Le 5 juin dernier, après l'annonce de mesures drastiques prises par Riyad et ses alliés, isolant le Qatar pour son "soutien au terrorisme", Ahmed Al Maadheed poste sur Twitter et Instagram un portrait de l'émir peint dans l'urgence.
Inspiré du pochoir, en aplats noirs légèrement ombrés de gris sur fond blanc, il montre l'émir de profil, tête nue, souligné d'une calligraphie arabe proclamant "Tamim al Majd".
D'une solennité presque empruntée sur son portrait officiel, l'émir en "Tamim al Majd" -mèche au vent et regard portant loin- apparaît moderne et audacieux.
Efficace comme un graffiti, identifiable en un coup d'œil, le portrait se propage sur les réseaux sociaux d'un petit pays sonné qui se l'approprie.
En le retweetant vers ses 550.000 abonnés (pour un émirat de 2,5 millions d'habitants, dont 80% d'étrangers) et en faisant son image de profil, le frère de l'émir, Joaan ben Hamad, amplifie sa popularité.
La célébrité de l'image a fait celle de son jeune auteur, fondateur en 2009 d'une petite société de publicité, design et animation. "L'écho était faible" jusqu'ici, admet Ahmed Al Maadheed, "mais ce portrait, grâce à Dieu, a fait que je suis reconnu".
Ses peintures ont été exposées pour la première fois fin juin dans une annexe des Musées du Qatar, puis désormais dans un prestigieux hôtel de Doha.
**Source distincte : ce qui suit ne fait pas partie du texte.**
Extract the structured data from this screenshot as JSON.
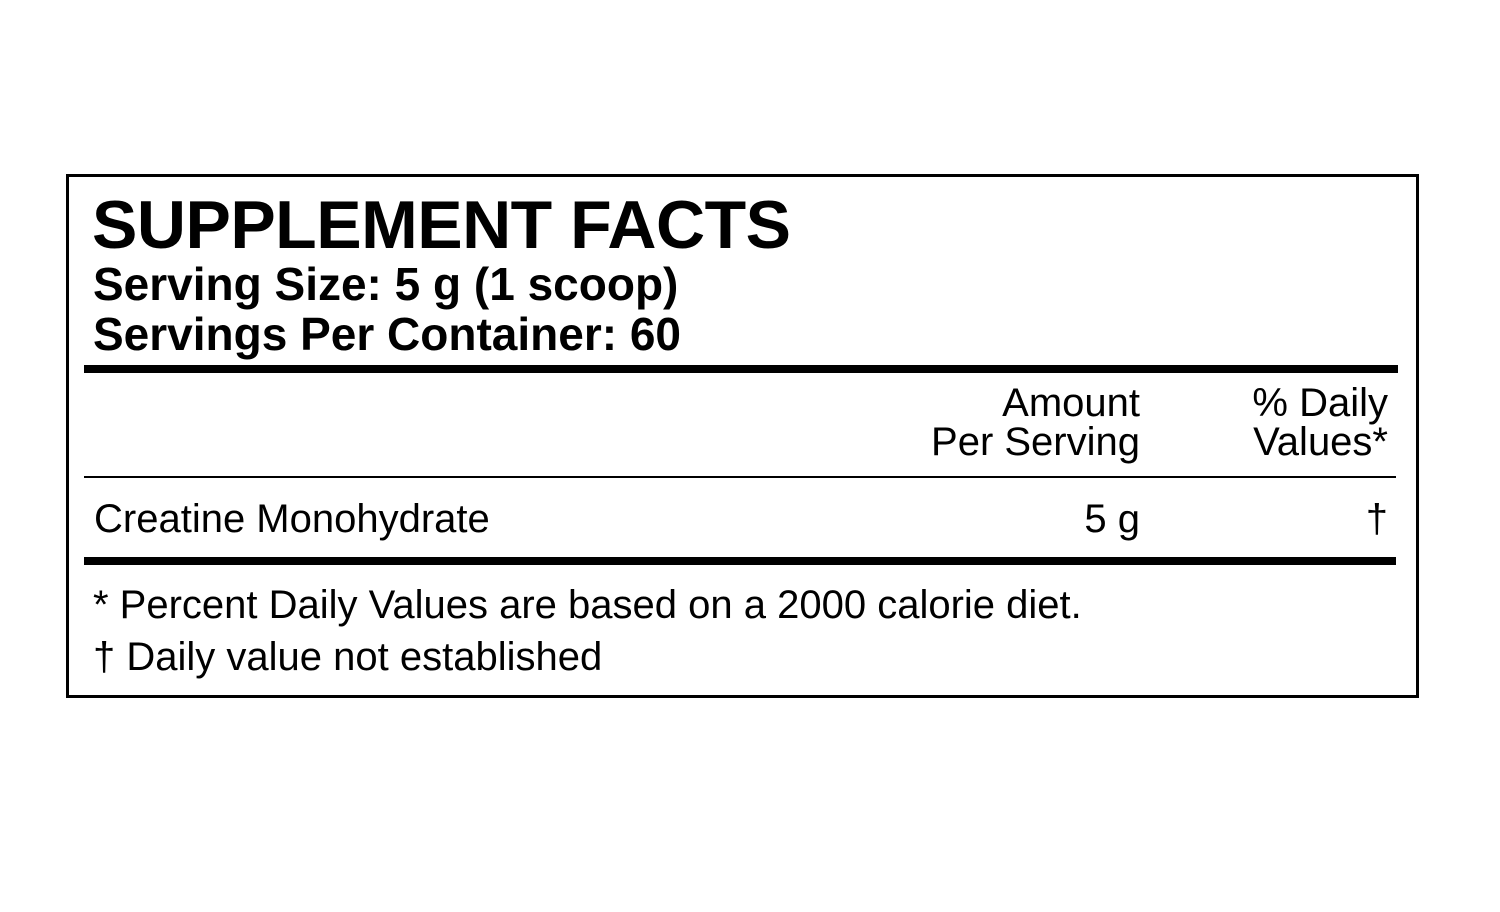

La quasi-totalité des toiles a trouvé acquéreur en à peine un mois, alors qu'il n'en avait jamais vendu aucune.
Des rapaces allégories de la hauteur (les tableaux s'appellent "High Ambitions" ou "Glorious Heights"), un chameau devant des gratte-ciel ("Transformation")... Des portraits de la famille royale, mais aussi le grand allié turc, le président Recep Tayyip Erdogan.
"L'inspiration vient de ma propre culture, de certains assemblages comme ici entre oiseaux, chevaux et chameaux", mais aussi de "certaines personnalités connues", explique le jeune homme.
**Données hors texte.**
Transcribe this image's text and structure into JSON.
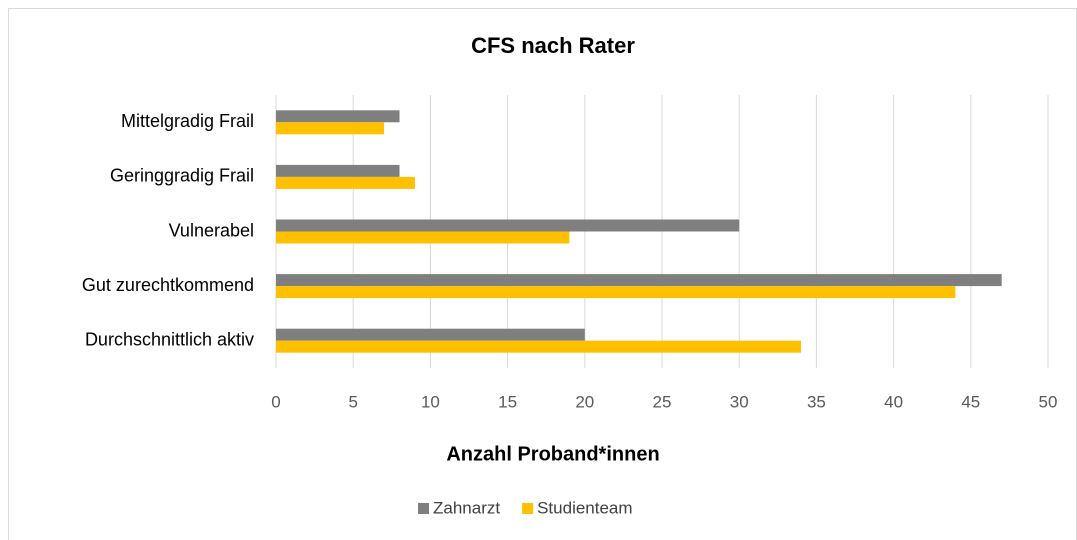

"Les discours de sa majesté l'émir m'inspirent", assure-t-il, "je suis très content que Dieu m'ait permis de produire cette œuvre (...) qui exprime mon amour pour l'émir".
Il affirme s'être vu proposer 10 millions de dollars pour l'original de "Tamim al Majd", mais a préféré l'offrir à l'émir. Il a signé un contrat avec une joaillerie pour un bijou reprenant son dessin et il se plaint de ceux, nombreux, qui en tirent de l'argent sans son autorisation.
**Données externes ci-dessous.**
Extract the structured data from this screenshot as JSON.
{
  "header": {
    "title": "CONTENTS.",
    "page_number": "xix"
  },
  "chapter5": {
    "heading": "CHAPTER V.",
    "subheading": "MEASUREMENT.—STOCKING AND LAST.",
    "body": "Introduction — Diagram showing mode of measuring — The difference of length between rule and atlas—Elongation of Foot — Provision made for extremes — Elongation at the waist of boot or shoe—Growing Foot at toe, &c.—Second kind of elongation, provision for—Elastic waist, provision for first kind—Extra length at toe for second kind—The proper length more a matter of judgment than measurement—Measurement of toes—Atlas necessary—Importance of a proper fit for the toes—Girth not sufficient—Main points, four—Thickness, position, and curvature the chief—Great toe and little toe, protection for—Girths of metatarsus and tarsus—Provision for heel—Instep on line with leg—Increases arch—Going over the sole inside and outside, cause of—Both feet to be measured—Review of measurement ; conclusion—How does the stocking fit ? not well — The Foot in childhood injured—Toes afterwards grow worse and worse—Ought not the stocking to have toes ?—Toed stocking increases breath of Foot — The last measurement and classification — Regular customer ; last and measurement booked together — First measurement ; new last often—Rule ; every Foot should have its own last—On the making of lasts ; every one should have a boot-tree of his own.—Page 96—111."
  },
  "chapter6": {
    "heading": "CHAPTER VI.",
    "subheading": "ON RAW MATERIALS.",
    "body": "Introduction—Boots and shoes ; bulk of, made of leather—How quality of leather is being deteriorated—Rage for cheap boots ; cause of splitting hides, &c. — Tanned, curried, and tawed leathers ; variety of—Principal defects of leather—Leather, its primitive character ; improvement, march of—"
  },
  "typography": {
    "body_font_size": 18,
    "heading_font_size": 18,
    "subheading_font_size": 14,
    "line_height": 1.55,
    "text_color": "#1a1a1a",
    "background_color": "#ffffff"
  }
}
Soucieux de sa nouvelle image ou caprice de nouvelle star, Al Madheed choisit ses mots avec soin, s'arrête, mécontent de sa formulation, et reprend son propos depuis le début. Avant de passer devant la caméra, il réajuste minutieusement, en se mirant dans son portable, chaque pli de son keffieh.
"Je suis sous les feux de la rampe, les gens me connaissent plus et s'attendent à plus, je pense que ma responsabilité est devenue plus lourde", admet-il, "j'espère pouvoir être à la hauteur de leurs attentes".